Obama and Healthcare Technology

The Obama presidency is probably the most anticipated since Reagan. He has instilled a sense of hope in the world even as it sinks into the most severe economic recession since, well, the beginning of the Reagan era.

The man has a lot to do, although he is running out of levers even before he enters office. However, lets assume that he is able to do what he says he can do and he finds $100 billion or so to initiate his healthcare program. Is there a spillover effect that benefits Canadian IT vendors in the healthcare sector? Possibly. As I outline below, it depends on political will. Notwithstanding, I would argue that those Companies that are already in the US market and employing Americans may benefit most.

Throughout his campaign, Obama stated that one of the cornerstones to his healthcare plan was an investment in information technology. His objective is to find ways to consolidate medical records and to improve access by both health care workers and patients to consolidated medical information on every American securely.

Clearly the capacity and the capabilities already exist to do this. Most major internet portals and especially social networks have gathered significant amounts of data about hundreds of millions of people in a fairly short period of time. SaaS providers have been building sophisticated permission and privacy algorithms for years, so secure access to private information should be a no brainer. In fact, since the early stages of the commercial internet, the technical capability has been there to establish centralized healthcare databases that could help improve doctors' access to and understanding of a patient's health situation. There has been limited political will.

The medical and pharmaceutical lobbies are among the most powerful in the United States. For decades, doctors have been resistant to information technology to the point of intransigence. Underlying this resistance has been suspicion and a "doctor knows best" attitude that has resulted in failure for many initiatives. Let's assume that Obama can instill the political will - so far he seems capable.

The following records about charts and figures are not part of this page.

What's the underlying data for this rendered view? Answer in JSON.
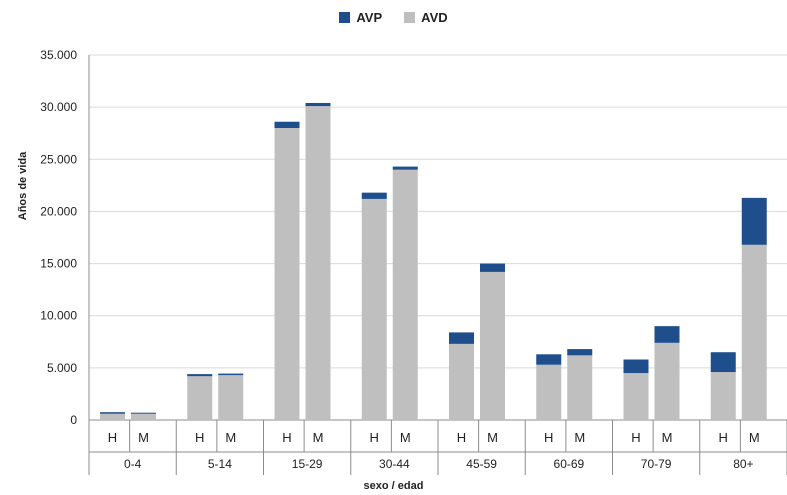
{
  "chart_data": {
    "type": "bar",
    "stacked": true,
    "ylabel": "Años de vida",
    "xlabel": "sexo / edad",
    "ylim": [
      0,
      35000
    ],
    "yticks": [
      "0",
      "5.000",
      "10.000",
      "15.000",
      "20.000",
      "25.000",
      "30.000",
      "35.000"
    ],
    "ytick_values": [
      0,
      5000,
      10000,
      15000,
      20000,
      25000,
      30000,
      35000
    ],
    "grid": true,
    "legend_position": "top-center",
    "groups": [
      "0-4",
      "5-14",
      "15-29",
      "30-44",
      "45-59",
      "60-69",
      "70-79",
      "80+"
    ],
    "subcategories": [
      "H",
      "M"
    ],
    "series": [
      {
        "name": "AVD",
        "color": "#bfbfbf",
        "values": [
          600,
          600,
          4200,
          4300,
          28000,
          30100,
          21200,
          24000,
          7300,
          14200,
          5300,
          6200,
          4500,
          7400,
          4600,
          16800
        ]
      },
      {
        "name": "AVP",
        "color": "#1f4e8c",
        "values": [
          150,
          100,
          200,
          150,
          600,
          300,
          600,
          300,
          1100,
          800,
          1000,
          600,
          1300,
          1600,
          1900,
          4500
        ]
      }
    ]
  }
}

There are a few Canadian IT vendors that already derive a good portion of business from the needs of US hospital administrators and pharmacies including CGI Group (GIB.A.TO), Systems Excellence (SXC.TO) and Logibec (LGI.TO) among others. All three generate cash, have relatively strong balance sheets, are net income profitable and have footholds into the US healthcare sector. Systems Excellence and Logibec are healthcare pureplays and are more sensitive to conditions in the healthcare sector. Both are acquisitive, and I expect that they will continue to make strategic acquisitions as the US healthcare system undergoes its upgrade.

As Obama begins to formulate his plans, keep an eye on SXC, LGI and GIB.A because they could each be positioned to gain incremental upside. The underlying risk is that the AMA and the pharma lobbies impede Obama's progress once he enters office, which would, in turn, reduce the potential for incremental upside for these Companies.